To help you make like Jake on the hair front, we spoke to Stevie Warwicker, a top stylist and manager of Ruffians barbers in London to find out how.
Boy Next Door
Let’s face it, Gyllenhaal is a good looking guy, but this is truly a case of a haircut working overtime for its wearer. Framing his face to perfection, the softer finish balances out his chiselled and well-defined features, including that cut-from-granite jawline.

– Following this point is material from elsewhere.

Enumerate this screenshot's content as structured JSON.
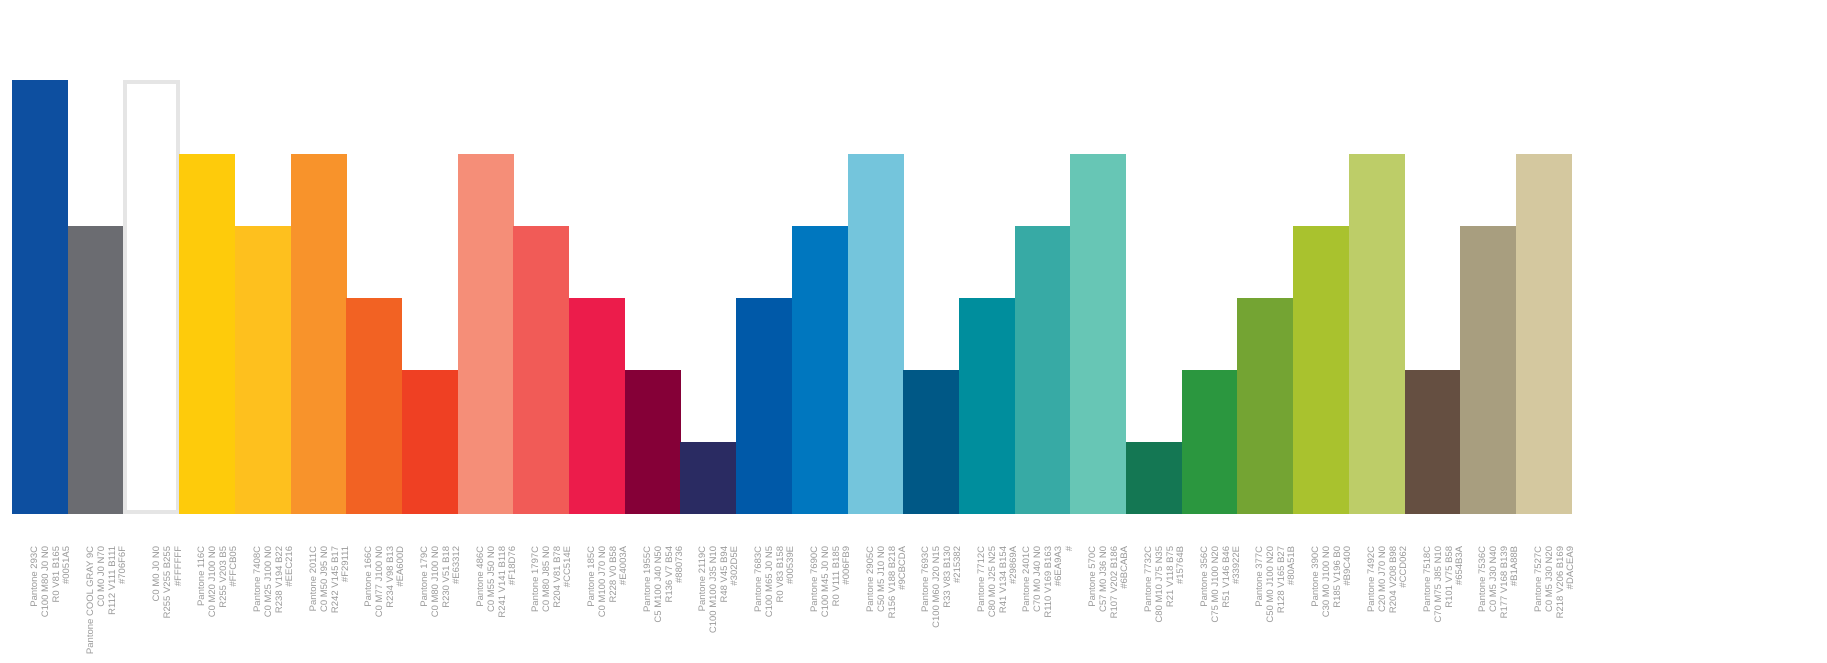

So how do you copy the look? “Ask your barber for a medium-length scissor cut and keep the softness around the ears,” says Warwicker. “Make sure you maintain length on top so that you’re able to push it back when styling. Then, when getting ready in the mornings, just blow dry the hair backwards using a vent brush and a nozzle to maintain the smoothness and allow the hair cuticles to lay flat.”
Ready In Five
Men’s hair has been getting progressively longer in recent years, buoyed no doubt by the cherub good looks of Timothée Chalamet and a general loosening of workplace regulations. However, getting in on the act does mean committing to taking longer to get ready and less time in bed. So if you’re not a get-up-and-go kinda guy, consider a classic short but smart cut instead.
“A haircut with a textured top allows for the length to be kept without staying too soft,” says Warkwicker. “Ask for a clipper back and sides around a grade three and for it to be cut shorter and textured on top. When styling, just give it a quick rough dry with the hairdryer and a light bit of product such as styling paste to finish.”
That Job Is Mine
Got a big job interview coming up and want to impress? Grab a pen and paper, because you’ll want to take notes. This is a polished cut that works with pretty much any face shape and will let the interviewee know exactly who’s the boss.
“This is a simple scissor cut with a side parting that you can’t go wrong with,” says Warwicker. “Ask to keep the back and sides squared to create a more pronounced look and just blow dry the hair backwards, using a vent brush and a nozzle to maintain the smoothness while creating volume and allowing the hair to set in one direction.”
Freshly Slicked Back
Slicked-back hair has a bad rep thanks to big money Gordon Gecko types who’ve made it their calling card. But for every Eric Trump, there’s a Gyllenhaal showing you how to bring the look back from its 1980s transgressions.
When in the barber’s chair, Warwicker says to ask for a simple, “square medium-to-long scissor cut.” Styling wise, it’s a hard one to get wrong. “This is a wet look and not too difficult to style. Towel dry the hair once out of the shower and add a styling paste or pomade while still wet.” Add a neat beard for some much-needed ruggedness and you’re good to go.
The Knockout Cut
Gyllenhaal’s signature mid-length cut would never have worked for his gritty role as boxer Billy ‘The Great’ Hope in Southpaw. Instead, this harsher buzz cut works to accentuate the actor’s angular features, so is one to steal if you too have cheekbones you could hang a coat on.
“Ask for a grade three on top and a mid fade between a 1 or 0.5 on the sides,” says Warwicker. “No styling is necessary, however, if you do want some definition a small amount of styling paste will work. For the beard, use a trimmer between a 0.5 and a 1 on to keep with the rugged look and give some shape to the face.”